August 3rd 2004	Tomoki Toda (Nagoya Institute of Technology)	A Mapping Method Based on Maximum Likelihood with A Gaussian Mixture Model	A statistical feature mapping is a useful technique for many applications, e.g., voice conversion. As a famous mapping method, the conversion algorithm based on a Gaussian Mixture Model (GMM) has been proposed by Stylianou. Although the GMM-based mapping can convert spectra more appropriately than the other methods, e.g., Vector Quantization and Linear Multivariate Regression, the deterioration of speech quality is caused by some problems: e.g., 1) the mapping function is not supported by a proper statistical model, 2) inappropriate spectral movements are caused by frame-based conversion, and 3) the converted spectra are excessively smoothed by the statistical modeling. In order to address these problems, I propose a novel feature mapping method based on Maximum Likelihood with a GMM. In the proposed method, ML-based feature conversion is performed with not only static but also dynamic feature statistics to estimate appropriate spectral movements. Moreover, the over-smoothing effect can be alleviated by introducing a global variance feature of the converted spectra. The effectiveness of the proposed method is demonstrated from results of subjective and objective evaluations. In this talk, I show results of spectral determination from articulatory movements and acoustic-to-articulatory inversion mapping as well as the result of voice conversion.

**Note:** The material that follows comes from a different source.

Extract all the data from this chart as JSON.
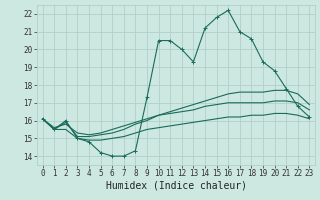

August 24th 2004	Chandra Sekhar (Dept. of Compter Science and Engineering I.I.T. Madras)	Recognition of Subword Units of Speech using Support Vector Machines	We address two issues in acoustic modeling of subword units of speech, such as Consonant-Vowel(CV) units, using support vector machines (SVMs). The first issue is related to development of a multi-class pattern recognition system using SVMs for large number of CV classes. In conventional approaches to multi-class pattern recognition using SVMs, learning involves discrimination of each class against all the other classes. We propose a close-class-set discrimination method suitable for large-class-set pattern recognition problems. In the proposed method, learning involves discrimination of each class against a subset of classes confusable with it and included in its close-class-set. We consider different criteria such as the description of classes, similarity measure between example patterns of classes, and the margin of pairwise classification SVMs, for identification of close-class-sets. We study the effectiveness of the proposed method in reducing the complexity of multi-class pattern recognition systems based on the one-against-the rest and one-against-one approaches. The second issue addressed in this work is related to classification of varying duration segments of speech using SVMs. Commonly used methods for mapping the varying duration segments into fixed dimension patterns may lead to loss of crucial information necessary for classification. We propose a method in which the representation of a segment of speech is considered as a trajectory in a multidimensional space. A fixed dimension pattern vector derived from the outerproduct operation on the matrix representation of a multidimensional trajectory is given as input to the SVMs. For acoustic modeling of speech segments consisting of multiple phonemes, the outerproduct operation is carried out for the trajectory of each phoneme. The effectiveness of the proposed method is demonstrated in recognition of utterances of CV type units of speech.